TLDR – you can check out the Spring Cloud Service seed project I made on Github here https://github.com/silentFred/spring-cloud-go-service-seed This seed project enables full communication with Eureka, uses Spring Cloud Config and I implemented my own crude implementation of Ribbon for client-side load-balancing.
Some time ago my wife joined Over and was really excited to get stuck in Kotlin and Spring development. I was equally excited to show her some of what I have picked up over the last 6 years spending a lot of time with Spring Boot.
However, just a few days after joining she was told that all new services were being written in Go. Suddenly I felt much less useful but also very curious to learn from her.
Almost a year later and I finally decided to jump in and see what all the fuss was about. Coming from a Spring background, I immediately wondered how cool it would be to plug a Go service into the Spring Cloud stack – and this is how the story “Go’s”…
I was first struck by how easy it was to set up (even on Windows). Just a simple installer, make sure the Go bin directory is in your PATH and you are sorted. Intellij also offers terrific support and since this is a strongly typed language I felt comfortable starting without doing much research on the syntax beforehand…I later realised that I need to do some more self-study. Needless to say, my wife had to deal with my impatience and disappointments as I hacked this service together.
Go is a very peculiar language. Not so much the fact that it’s one of the few popular languages that compile down to native machine code, but also in its simplicity. I have always liked this idea of getting back to native code especially as deployment targets for backend services are becomming more homogenous(think docker & Kubernetes) and interpreted languages are falling behind in many performance metrics.
Anecdotal side note – When compared with a lightweight Spring Boot deployment that occupies about 430MB of memory, the equivalent service in Go takes up only 3.8MB. If this does not blow you away then I don’t know what will! Compile and startup time can also waste a lot of time for the typical Java developer. Spring Boot typically takes around 15 seconds to compile and start-up on my PC, the Go twin takes less than a second to compile, startup and process requests.
That being said, there are a ton of features I really miss and I am still struggling to make peace with the fact that there are limited options when it comes to mature and opinionated micro-service frameworks for Go. It seems the general pattern in the industry is to DIY your own stack with tools like go-kit. Simple things like Dependency injection (DI), Aspect-oriented programming (AOP) capabilities and inheritance are what make some of the features in Java (and in particular Spring) so great. But when it comes to Go and the framework options out there – there is nothing as auto-magical like Spring – and that is by design. You can try and fight against the grain.
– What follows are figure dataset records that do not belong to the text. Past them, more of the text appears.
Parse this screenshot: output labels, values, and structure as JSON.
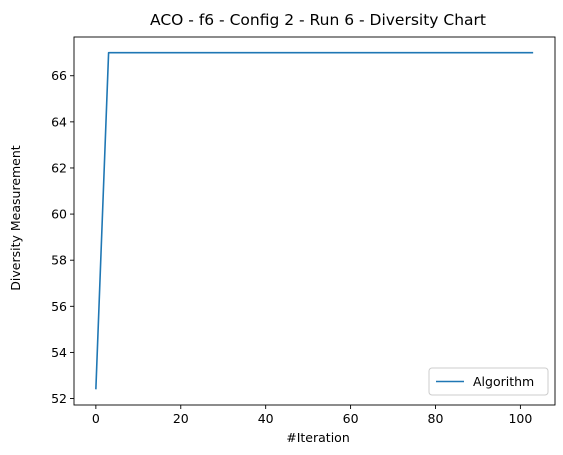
{
  "chart_data": {
    "type": "line",
    "title": "ACO - f6 - Config 2 - Run 6 - Diversity Chart",
    "xlabel": "#Iteration",
    "ylabel": "Diversity Measurement",
    "xlim": [
      -5.15,
      108.15
    ],
    "ylim": [
      51.72,
      67.68
    ],
    "xticks": [
      0,
      20,
      40,
      60,
      80,
      100
    ],
    "yticks": [
      52,
      54,
      56,
      58,
      60,
      62,
      64,
      66
    ],
    "grid": false,
    "legend_position": "lower right",
    "series": [
      {
        "name": "Algorithm",
        "color": "#1f77b4",
        "x": [
          0,
          3,
          103
        ],
        "y": [
          52.4,
          67.0,
          67.0
        ]
      }
    ]
  }
}
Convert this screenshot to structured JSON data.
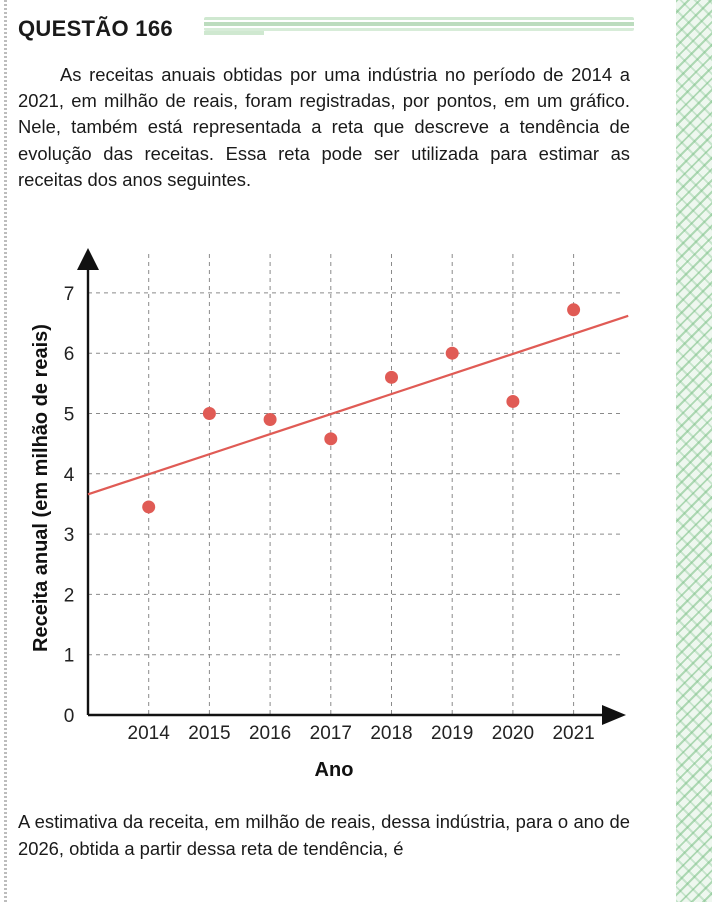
{
  "header": {
    "title": "QUESTÃO 166"
  },
  "stem": "As receitas anuais obtidas por uma indústria no período de 2014 a 2021, em milhão de reais, foram registradas, por pontos, em um gráfico. Nele, também está representada a reta que descreve a tendência de evolução das receitas. Essa reta pode ser utilizada para estimar as receitas dos anos seguintes.",
  "question": "A estimativa da receita, em milhão de reais, dessa indústria, para o ano de 2026, obtida a partir dessa reta de tendência, é",
  "colors": {
    "points": "#e05b55",
    "trend_line": "#e05b55",
    "axes": "#111111",
    "grid": "#8a8a8a",
    "border_accent": "#bcdcbe"
  },
  "chart_data": {
    "type": "scatter",
    "title": "",
    "xlabel": "Ano",
    "ylabel": "Receita anual (em milhão de reais)",
    "x": [
      2014,
      2015,
      2016,
      2017,
      2018,
      2019,
      2020,
      2021
    ],
    "y": [
      3.45,
      5.0,
      4.9,
      4.58,
      5.6,
      6.0,
      5.2,
      6.72
    ],
    "xticks": [
      "2014",
      "2015",
      "2016",
      "2017",
      "2018",
      "2019",
      "2020",
      "2021"
    ],
    "yticks": [
      "0",
      "1",
      "2",
      "3",
      "4",
      "5",
      "6",
      "7"
    ],
    "xlim": [
      2013,
      2021.9
    ],
    "ylim": [
      0,
      7.6
    ],
    "grid": true,
    "trend_line": {
      "x": [
        2013,
        2021.9
      ],
      "y": [
        3.66,
        6.62
      ]
    }
  }
}
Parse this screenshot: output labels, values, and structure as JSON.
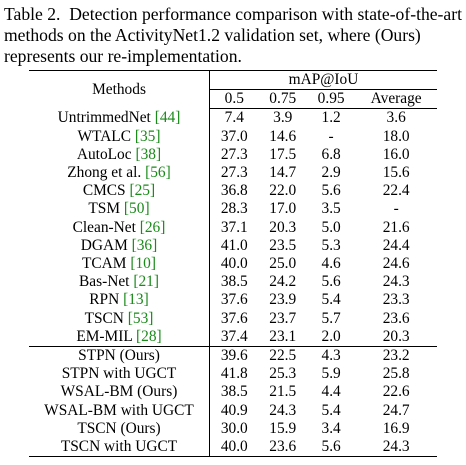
{
  "caption": {
    "label": "Table 2.",
    "text": "Detection performance comparison with state-of-the-art methods on the ActivityNet1.2 validation set, where (Ours) represents our re-implementation."
  },
  "table": {
    "header": {
      "methods": "Methods",
      "group": "mAP@IoU",
      "columns": [
        "0.5",
        "0.75",
        "0.95",
        "Average"
      ]
    },
    "rows": [
      {
        "method": "UntrimmedNet",
        "cite": "[44]",
        "values": [
          "7.4",
          "3.9",
          "1.2",
          "3.6"
        ],
        "bold": [
          false,
          false,
          false,
          false
        ]
      },
      {
        "method": "WTALC",
        "cite": "[35]",
        "values": [
          "37.0",
          "14.6",
          "-",
          "18.0"
        ],
        "bold": [
          false,
          false,
          false,
          false
        ]
      },
      {
        "method": "AutoLoc",
        "cite": "[38]",
        "values": [
          "27.3",
          "17.5",
          "6.8",
          "16.0"
        ],
        "bold": [
          false,
          false,
          false,
          false
        ]
      },
      {
        "method": "Zhong et al.",
        "cite": "[56]",
        "values": [
          "27.3",
          "14.7",
          "2.9",
          "15.6"
        ],
        "bold": [
          false,
          false,
          false,
          false
        ]
      },
      {
        "method": "CMCS",
        "cite": "[25]",
        "values": [
          "36.8",
          "22.0",
          "5.6",
          "22.4"
        ],
        "bold": [
          false,
          false,
          false,
          false
        ]
      },
      {
        "method": "TSM",
        "cite": "[50]",
        "values": [
          "28.3",
          "17.0",
          "3.5",
          "-"
        ],
        "bold": [
          false,
          false,
          false,
          false
        ]
      },
      {
        "method": "Clean-Net",
        "cite": "[26]",
        "values": [
          "37.1",
          "20.3",
          "5.0",
          "21.6"
        ],
        "bold": [
          false,
          false,
          false,
          false
        ]
      },
      {
        "method": "DGAM",
        "cite": "[36]",
        "values": [
          "41.0",
          "23.5",
          "5.3",
          "24.4"
        ],
        "bold": [
          false,
          false,
          false,
          false
        ]
      },
      {
        "method": "TCAM",
        "cite": "[10]",
        "values": [
          "40.0",
          "25.0",
          "4.6",
          "24.6"
        ],
        "bold": [
          false,
          false,
          false,
          false
        ]
      },
      {
        "method": "Bas-Net",
        "cite": "[21]",
        "values": [
          "38.5",
          "24.2",
          "5.6",
          "24.3"
        ],
        "bold": [
          false,
          false,
          false,
          false
        ]
      },
      {
        "method": "RPN",
        "cite": "[13]",
        "values": [
          "37.6",
          "23.9",
          "5.4",
          "23.3"
        ],
        "bold": [
          false,
          false,
          false,
          false
        ]
      },
      {
        "method": "TSCN",
        "cite": "[53]",
        "values": [
          "37.6",
          "23.7",
          "5.7",
          "23.6"
        ],
        "bold": [
          false,
          false,
          false,
          false
        ]
      },
      {
        "method": "EM-MIL",
        "cite": "[28]",
        "values": [
          "37.4",
          "23.1",
          "2.0",
          "20.3"
        ],
        "bold": [
          false,
          false,
          false,
          false
        ]
      }
    ],
    "ours_rows": [
      {
        "method": "STPN (Ours)",
        "values": [
          "39.6",
          "22.5",
          "4.3",
          "23.2"
        ],
        "bold": [
          false,
          false,
          false,
          false
        ]
      },
      {
        "method": "STPN with UGCT",
        "values": [
          "41.8",
          "25.3",
          "5.9",
          "25.8"
        ],
        "bold": [
          true,
          true,
          true,
          true
        ]
      },
      {
        "method": "WSAL-BM (Ours)",
        "values": [
          "38.5",
          "21.5",
          "4.4",
          "22.6"
        ],
        "bold": [
          false,
          false,
          false,
          false
        ]
      },
      {
        "method": "WSAL-BM with UGCT",
        "values": [
          "40.9",
          "24.3",
          "5.4",
          "24.7"
        ],
        "bold": [
          true,
          true,
          true,
          true
        ]
      },
      {
        "method": "TSCN (Ours)",
        "values": [
          "30.0",
          "15.9",
          "3.4",
          "16.9"
        ],
        "bold": [
          false,
          false,
          false,
          false
        ]
      },
      {
        "method": "TSCN with UGCT",
        "values": [
          "40.0",
          "23.6",
          "5.6",
          "24.3"
        ],
        "bold": [
          true,
          true,
          true,
          true
        ]
      }
    ]
  }
}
You won’t get far unless you accept the Go proverbs and get on with your life.
Here is where my internal conflict began. Let’s take the concept of favouring Composition over Inheritance. Spring adopted this principle a long time ago by allowing the developer to compose and add behaviour to POJOs using annotations and configuration, but inheritance is still a thing in Java. You can have your cake and eat it too. Go on the other hand, abides by the same principle, to the extreme. There is no simple pattern for inheritance in Go. “Problem solved” they probably said.
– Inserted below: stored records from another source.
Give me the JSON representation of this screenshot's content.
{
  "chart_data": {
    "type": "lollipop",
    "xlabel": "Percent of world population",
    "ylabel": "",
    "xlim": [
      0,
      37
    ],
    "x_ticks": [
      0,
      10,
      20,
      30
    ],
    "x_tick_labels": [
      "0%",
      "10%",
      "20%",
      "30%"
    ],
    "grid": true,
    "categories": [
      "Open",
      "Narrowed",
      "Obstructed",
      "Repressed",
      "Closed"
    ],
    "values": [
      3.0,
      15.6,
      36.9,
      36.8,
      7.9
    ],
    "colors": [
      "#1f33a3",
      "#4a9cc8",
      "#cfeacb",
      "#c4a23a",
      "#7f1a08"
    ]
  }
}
Similarly, in order to adhere to the idiomatic nature of Go there are very few libraries or frameworks that dare to create abstractions for the developer that is remotely magical. All the good stuff Spring gives you with a splash of annotations here and there with their clever use of AOP and reflection are considered dangerous! I really missed the productivity this gave me and the time it saved not having to build my own.
Libraries implementing any of these techniques are also labelled as dangerous and harmful by the community and die a slow death on Github. Like this poor framework, revel. Boasting great things like DI and Inversion Of Control (IOC) that the community deemed non-idiomatic and goes against what makes Go great – simplicity.
I can really see Go thrive in the tech startup scene and for good reason: there is little to no baggage attached to adopting it. You can keep it really simple and just get the job done without getting stumped by the typical dark magic that befalls the novice Spring recruit that needs a good few years before they can tame the beast.
In the post-monolith world where services are becoming smaller and increasing in numbers for organisations – there could be a very compelling cost-benefit in adopting Go due to its simplicity, small memory footprint and absurd speed.
You could argue that in comparing performance for basic computational performance between Java and Go that the differences are marginal, but at the end of the day if the language enforces behaviours and patterns that simply do not allow for bloated and heavy frameworks, maybe it’s better? At least in some use-cases, it’s likely to be given the recent uptake in popularity.
I’m not a Go proselyte just yet but I will definitely keep my eye on it and keep it as another great tool in my collection!
Are you a recent Go convert? I’m interested to know your thoughts and experiences.